When this issue was debated in Committee, it was pointed out that statutory instruments that seek to specify new territories are not amendable. Some feel that this may create a difficulty for this House if regulations were laid which sought to specify multiple countries. As I have said before, the process of potentially listing multiple countries already exists for adding territories to both parts of the Extradition Act 2003.
My Lords, I thank the noble Lords who engaged very constructively with the Bill, particularly the noble Lords, Lord Kennedy and Lord Paddick, the noble Baroness, Lady Hamwee, the noble and learned Lord, Lord Judge, and my noble and learned friend Lord Mackay of Clashfern. The Chief Whip’s beeper is going so I think he wants me to keep my comments short.
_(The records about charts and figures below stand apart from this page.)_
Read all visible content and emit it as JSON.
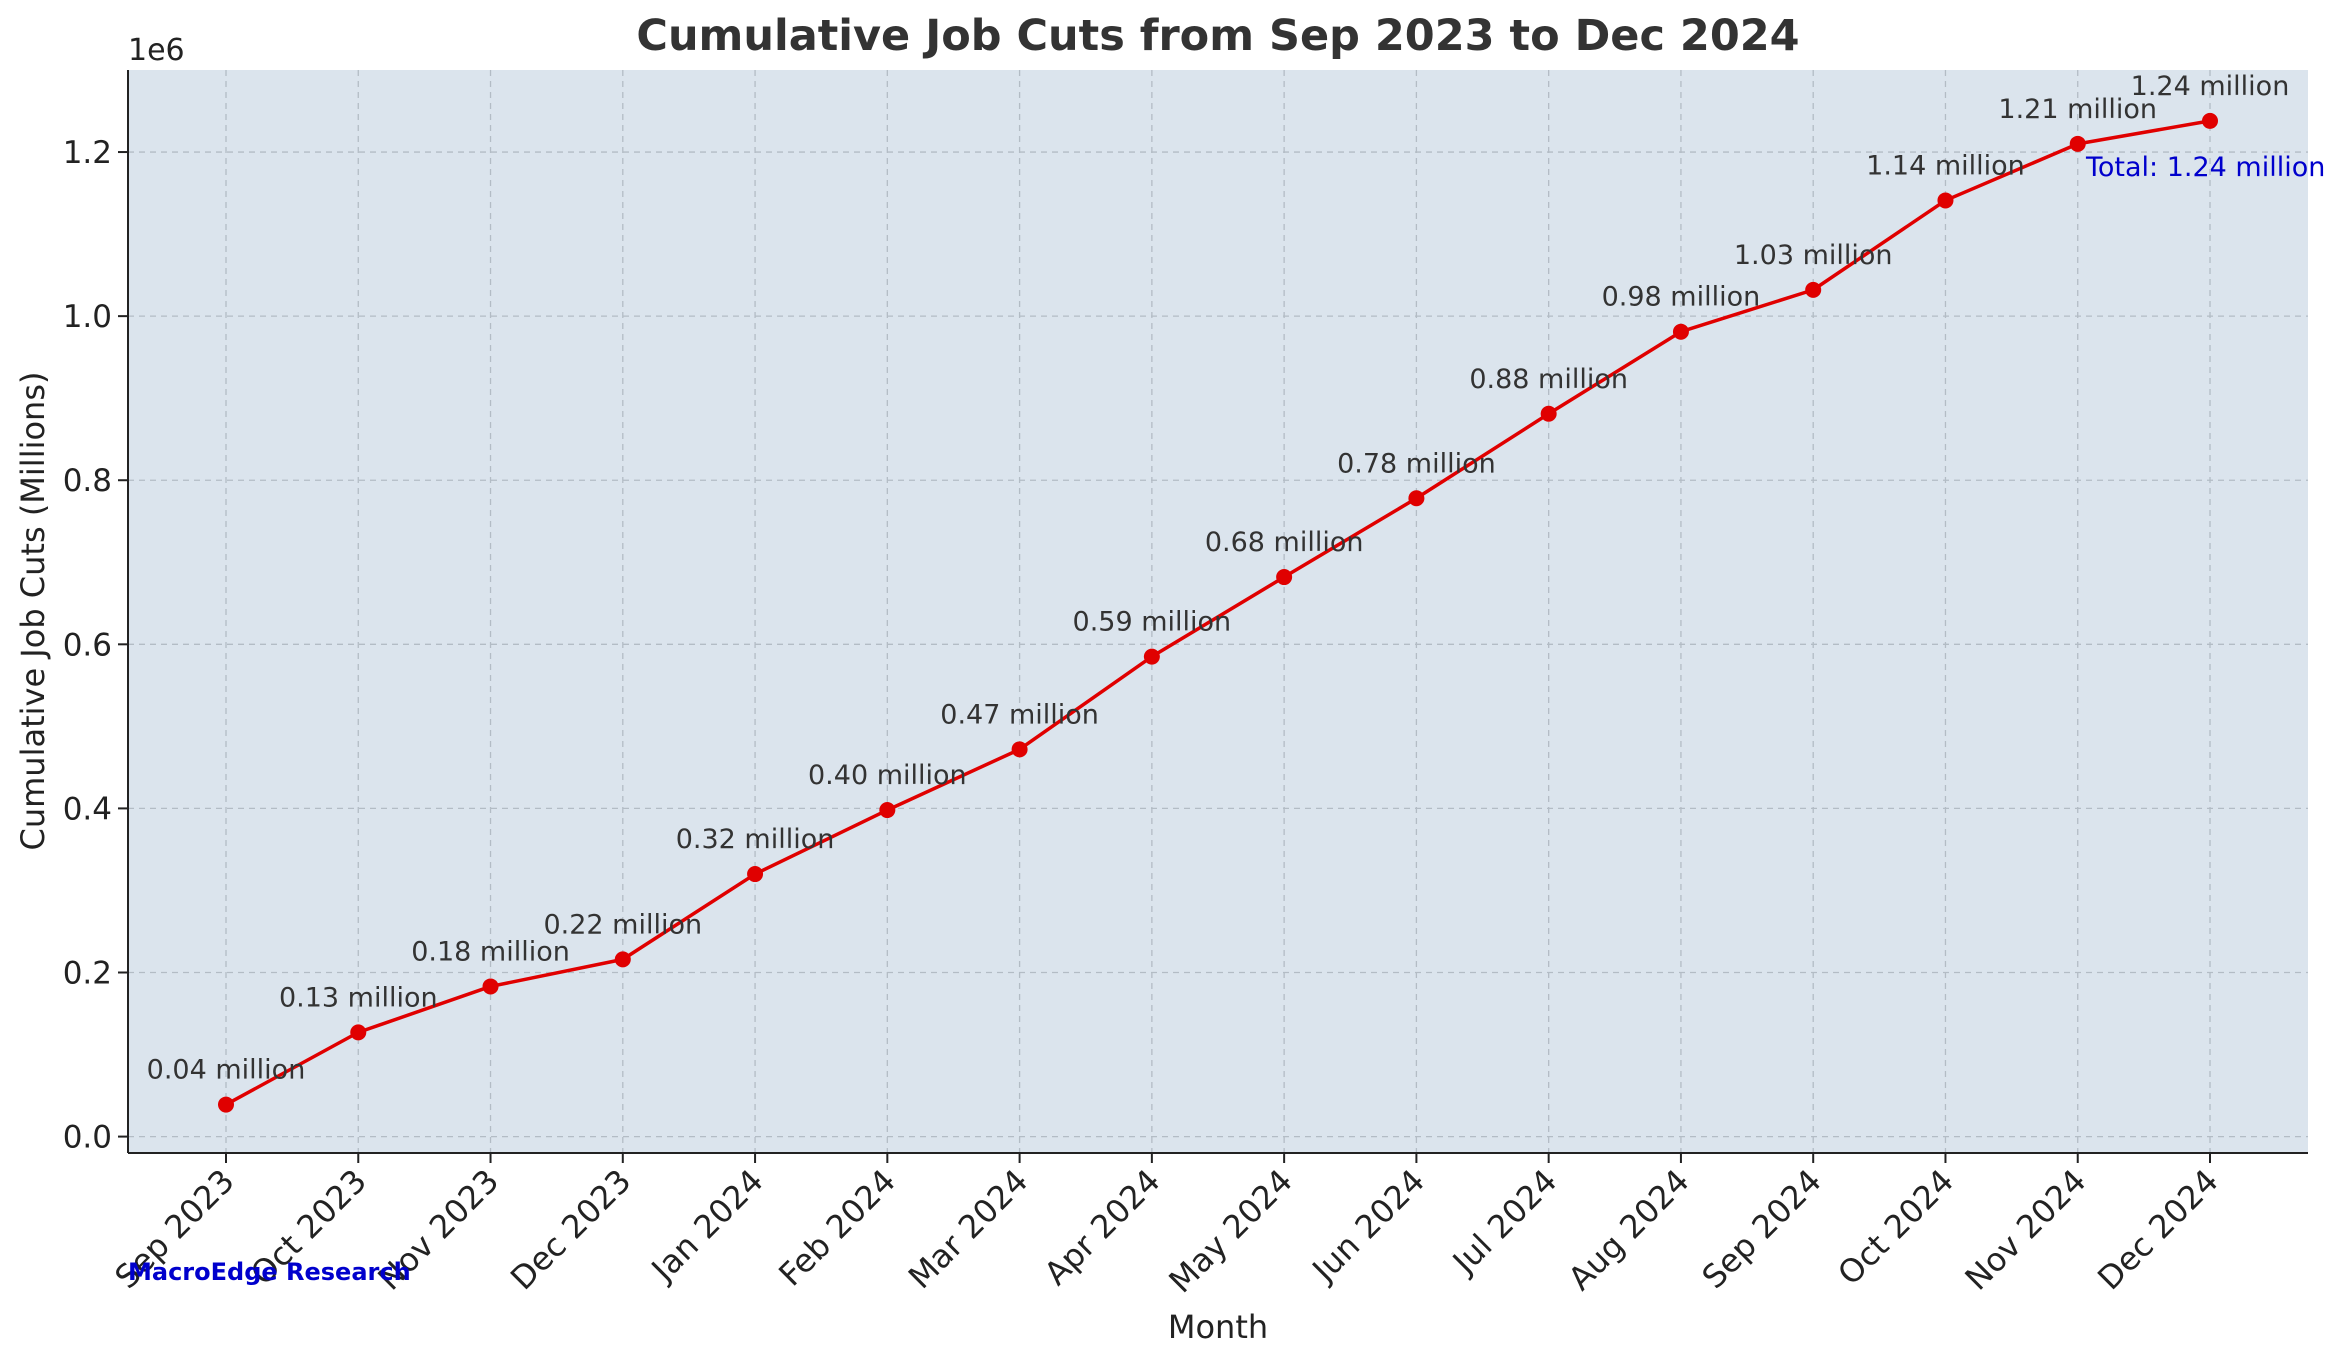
{
  "chart_data": {
    "type": "line",
    "title": "Cumulative Job Cuts from Sep 2023 to Dec 2024",
    "xlabel": "Month",
    "ylabel": "Cumulative Job Cuts (Millions)",
    "y_offset_label": "1e6",
    "ylim": [
      -0.02,
      1.3
    ],
    "yticks": [
      0.0,
      0.2,
      0.4,
      0.6,
      0.8,
      1.0,
      1.2
    ],
    "ytick_labels": [
      "0.0",
      "0.2",
      "0.4",
      "0.6",
      "0.8",
      "1.0",
      "1.2"
    ],
    "grid": true,
    "categories": [
      "Sep 2023",
      "Oct 2023",
      "Nov 2023",
      "Dec 2023",
      "Jan 2024",
      "Feb 2024",
      "Mar 2024",
      "Apr 2024",
      "May 2024",
      "Jun 2024",
      "Jul 2024",
      "Aug 2024",
      "Sep 2024",
      "Oct 2024",
      "Nov 2024",
      "Dec 2024"
    ],
    "series": [
      {
        "values": [
          0.039,
          0.127,
          0.183,
          0.216,
          0.32,
          0.398,
          0.472,
          0.585,
          0.682,
          0.778,
          0.881,
          0.981,
          1.032,
          1.141,
          1.21,
          1.238
        ],
        "labels": [
          "0.04 million",
          "0.13 million",
          "0.18 million",
          "0.22 million",
          "0.32 million",
          "0.40 million",
          "0.47 million",
          "0.59 million",
          "0.68 million",
          "0.78 million",
          "0.88 million",
          "0.98 million",
          "1.03 million",
          "1.14 million",
          "1.21 million",
          "1.24 million"
        ],
        "color": "#e00000"
      }
    ],
    "annotation": "Total: 1.24 million",
    "annotation_color": "#0000cc",
    "source_text": "MacroEdge Research",
    "source_color": "#0000cc",
    "plot_background": "#dbe4ed"
  }
}
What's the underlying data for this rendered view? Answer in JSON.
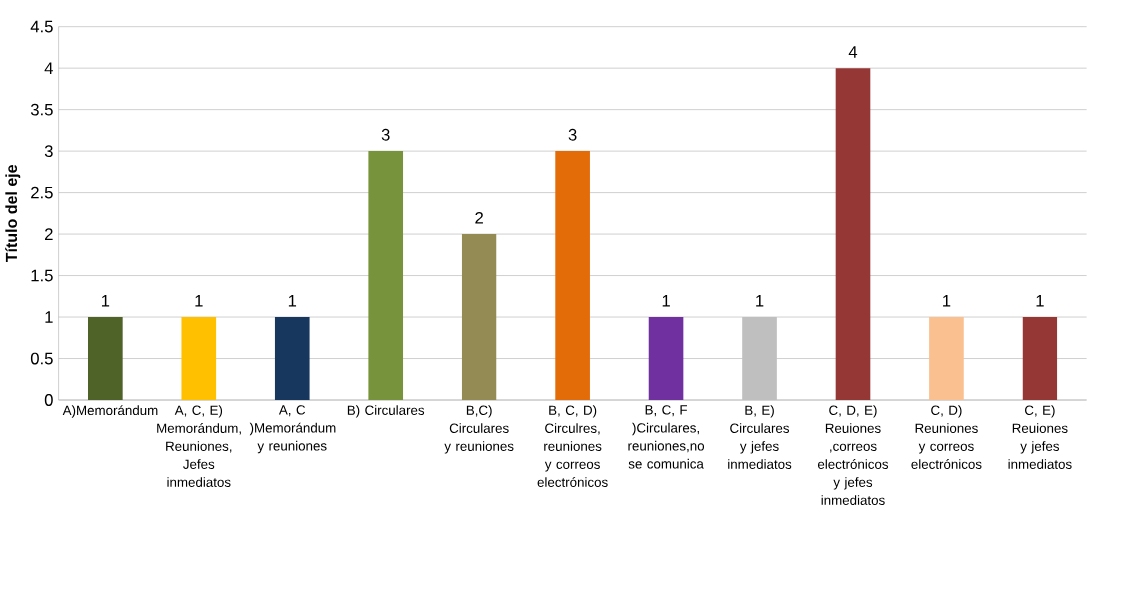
{
  "chart_data": {
    "type": "bar",
    "ylabel": "Título del eje",
    "categories": [
      "A)Memorándum",
      "A, C, E) Memorándum, Reuniones,Jefes inmediatos",
      "A, C )Memorándum y reuniones",
      "B) Circulares",
      "B,C) Circulares y reuniones",
      "B, C, D) Circulres, reuniones y correos electrónicos",
      "B, C, F )Circulares,reuniones,no se comunica",
      "B, E) Circulares y jefes inmediatos",
      "C, D, E) Reuiones ,correos electrónicos y jefes inmediatos",
      "C, D) Reuniones y correos electrónicos",
      "C, E) Reuiones y jefes inmediatos"
    ],
    "values": [
      1,
      1,
      1,
      3,
      2,
      3,
      1,
      1,
      4,
      1,
      1
    ],
    "colors": [
      "#4f6228",
      "#ffc000",
      "#17375e",
      "#77933c",
      "#948a54",
      "#e36c09",
      "#7030a0",
      "#bfbfbf",
      "#953735",
      "#fac090",
      "#953735"
    ],
    "ylim": [
      0,
      4.5
    ],
    "yticks": [
      0,
      0.5,
      1,
      1.5,
      2,
      2.5,
      3,
      3.5,
      4,
      4.5
    ],
    "grid": "y",
    "data_labels": true
  }
}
Extradition is not an easy subject, but this has been most interesting legislation, with very well-drafted and thoughtful amendments. Everyone will benefit from the work done on this. I particularly thank officials from the Home Office, who have supported me so brilliantly throughout. I beg to move.
My Lords, I echo the noble Baroness’s comments. I thank all noble Lords who have taken part in the proceedings on the Bill. I enjoyed working with everybody concerned. I think that we have made the Bill better. As always, the noble Baroness has been courteous and kind and always prepared to engage with me constructively. I also thank all her officials from the Home Office for the way they have worked with me during the Bill’s passage.
My Lords, I too thank everyone who has been involved with the Bill. As the noble Baroness, Lady Williams, said, it is not an easy subject, although some of the amendments that we have had to consider have in fact been relatively straightforward. I suspect we will discuss extradition quite a lot over the next few months and years, so we will all get to know the subject even better. I congratulate her on seeing this through. I really appreciate the help of officials and staff. Who thought, when we started on the passage of the Bill, that we would have had such an extraordinary experience?